A sheen of cold sweat had broken out on his forehead; he wiped it off with the sleeve of his shirt. There was something going on here, something extremely important. Even with all the danger to his mind, his sanity, he couldn’t shake the feeling that it was significant that it had come to him, and that some time in the future he would know more what he was to do about it.

Now that the jig was up, would Quixotes start appearing on the 32nd floor? Only time would tell. 

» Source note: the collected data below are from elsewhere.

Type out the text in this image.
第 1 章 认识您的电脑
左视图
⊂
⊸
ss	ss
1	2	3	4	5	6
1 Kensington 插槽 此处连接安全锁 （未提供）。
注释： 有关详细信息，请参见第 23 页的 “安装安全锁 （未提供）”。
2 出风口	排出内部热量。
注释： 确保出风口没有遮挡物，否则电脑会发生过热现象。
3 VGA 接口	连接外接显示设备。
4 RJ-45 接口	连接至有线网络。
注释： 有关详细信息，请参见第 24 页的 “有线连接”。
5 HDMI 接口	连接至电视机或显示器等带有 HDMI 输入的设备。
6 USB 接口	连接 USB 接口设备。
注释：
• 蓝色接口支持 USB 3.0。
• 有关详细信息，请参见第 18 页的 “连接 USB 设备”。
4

His eyes moved to the photo of he and Heather on his desk, and his thoughts moved to her with a flash of desperation, and a hard on. She was so beautiful and kind, but had been playing hard to get. At least that’s what he thought she was playing. She wouldn’t leave him, would she? After their conversation at the sushi restaurant that had gone so well, Quixotes or not. He wanted, needed to see her.

Leon re-opened the Mail application and began his first assignment of the day.

She would still be at the wine shop when Leon’s day here was done. Until then he would stay in his office behind locked door. Where things would go from there, he had no choice but to discover.